El problema fue que esos inversores y clientes eran en su mayoría británicos y holandeses. Y querían cobrar. Así que las autoridades del Reino Unido aplicaron, como medida coercitiva, la legislación antiterrorista nada menos, a los inslandeses. No al Banco ICESAVE -la nueva entidad financiera privada-, ni siquiera a las autoridades políticas que propiciaron el fiasco, sino a toda la población de Islandia.

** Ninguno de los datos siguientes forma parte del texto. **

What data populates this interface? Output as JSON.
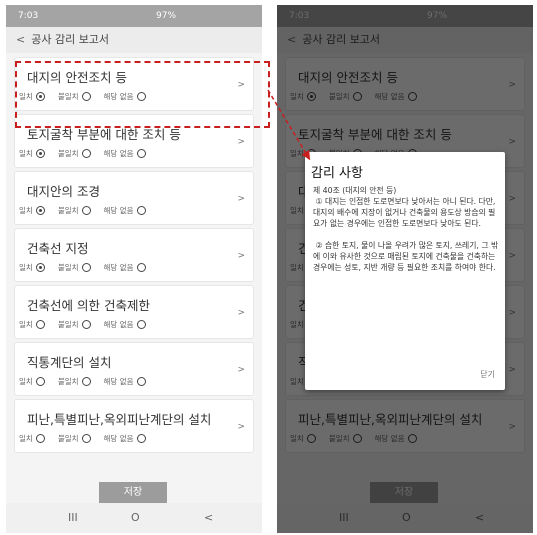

El antaño privilegiado país vive en la bancarrota. Añadamos que en octubre de 2008, el Banco Central de Islandia intentó fijar en 131 coronas cada euro, pero, más tarde cayó a 340. Todavía no se ha regularidado el intercambio internacional que llegó a estar suspendido. Es decir, el dinero de los islandeses no vale nada fuera. Las historias personales que se cuentan aterran y los ciudadanos ven cómo única salida la emigración, pero con el bolsillo vacío. Y encima han de hacer frente a la deuda, a las indemnizaciones, valoradas en unos 5.000 millones de dólares (unos 3.468 millones de euros), que incluyen intereses -no faltaba más- del 5,5%. Es decir, que ni para un apuro los prestamistas dejan de obtener beneficios. Para gestionar la crisis cambiaron de Gobierno y eligieron a la socialdemócrata Jóhanna Sigurdardóttir, de 66 años, exsindicalista y gay. Quién ha propiciado la consulta a los ciudadanos acerca de sí quieren pagar la deuda de sus bolsillos y que les supone unos 50.000 euros por cabeza. Han dicho que no. Masivamente, como en las dictaduras o el supremo hartazgo: un 98%, según las primeras estimaciones de voto.

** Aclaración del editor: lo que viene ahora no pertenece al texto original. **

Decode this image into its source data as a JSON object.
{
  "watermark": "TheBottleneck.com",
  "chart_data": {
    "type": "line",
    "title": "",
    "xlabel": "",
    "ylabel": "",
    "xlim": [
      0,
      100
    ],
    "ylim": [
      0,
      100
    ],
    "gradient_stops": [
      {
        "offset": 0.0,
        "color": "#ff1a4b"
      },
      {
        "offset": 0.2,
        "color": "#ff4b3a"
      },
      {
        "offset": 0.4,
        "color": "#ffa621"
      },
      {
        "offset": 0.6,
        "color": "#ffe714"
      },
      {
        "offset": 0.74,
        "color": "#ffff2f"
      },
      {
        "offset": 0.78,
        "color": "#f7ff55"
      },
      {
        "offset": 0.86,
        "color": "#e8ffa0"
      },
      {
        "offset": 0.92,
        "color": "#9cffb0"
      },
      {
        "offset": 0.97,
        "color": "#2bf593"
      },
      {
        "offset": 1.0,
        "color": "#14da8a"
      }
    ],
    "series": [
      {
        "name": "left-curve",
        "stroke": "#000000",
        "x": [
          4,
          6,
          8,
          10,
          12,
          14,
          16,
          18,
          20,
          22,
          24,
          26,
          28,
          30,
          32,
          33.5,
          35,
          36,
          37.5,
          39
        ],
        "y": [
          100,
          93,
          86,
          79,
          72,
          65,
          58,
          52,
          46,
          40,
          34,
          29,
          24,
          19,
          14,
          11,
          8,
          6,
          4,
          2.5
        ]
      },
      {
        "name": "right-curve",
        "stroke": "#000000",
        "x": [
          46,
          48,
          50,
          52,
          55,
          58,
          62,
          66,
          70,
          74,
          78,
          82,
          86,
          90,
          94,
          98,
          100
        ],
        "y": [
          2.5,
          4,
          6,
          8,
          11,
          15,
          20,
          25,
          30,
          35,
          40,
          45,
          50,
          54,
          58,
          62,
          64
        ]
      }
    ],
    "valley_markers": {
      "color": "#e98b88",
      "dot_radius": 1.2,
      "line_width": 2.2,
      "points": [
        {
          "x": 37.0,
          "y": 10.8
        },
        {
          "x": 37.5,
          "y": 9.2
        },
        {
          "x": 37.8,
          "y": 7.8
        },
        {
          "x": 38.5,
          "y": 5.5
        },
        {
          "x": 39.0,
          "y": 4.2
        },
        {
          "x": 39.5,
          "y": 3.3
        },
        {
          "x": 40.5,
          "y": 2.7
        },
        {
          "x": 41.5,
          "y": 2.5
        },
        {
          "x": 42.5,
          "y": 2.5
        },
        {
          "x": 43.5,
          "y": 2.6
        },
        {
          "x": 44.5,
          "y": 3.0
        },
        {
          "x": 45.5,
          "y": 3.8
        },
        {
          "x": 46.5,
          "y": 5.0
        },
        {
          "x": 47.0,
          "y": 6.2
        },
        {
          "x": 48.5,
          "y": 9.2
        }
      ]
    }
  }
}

El caso islandés –paradigma del sistema neoliberal en el que vivimos- es especialmente interesante de analizar. Se argumentó en su quiebra que otro gallo les hubiera cantado si hubieran pertenecido a la UE. Y tanto el gobierno local como Bruselas y los países miembros iniciaron gestiones urgentes para solventar el error: Islandia debía pertenecer a la UE.

Ahora bien, Grecia pertenece a la UE. Y, seriamente, nadie quiere asumir sus deudas. Ayer, Sarzoky llegó a decir que “Si Grecia falla, el euro no tiene sentido”. Pero a los islandeses se les empieza a sugerir hoy que son unos chicos muy malos y “peligra su inserción en la UE”.

La euroescéptica Gran Bretaña está en la UE, pero no en el euro. Y quiere cobrar de Islandia. Y cobrará así que tenga que enviar a la Armada. Pero la libra esterlina va casi en caída libre.

Las nuevas autoridades “fijas” de la UE gozan del mayor desprestigio posible. A Zapatero le zarandean no vaya a meterse donde no debe. Barroso sigue en su nube gris de autocomplacencia ineficaz. Quien manda en Europa es Francia y Alemania (al menos con derechas civilizadas en sus gobiernos), y en menor medida Gran Bretaña. La que no se apunta al euro, la que también roza la quiebra que, con seguridad, se solventará con ayudas europeas si llega a producirse, la que quiere cobrar de los islandeses.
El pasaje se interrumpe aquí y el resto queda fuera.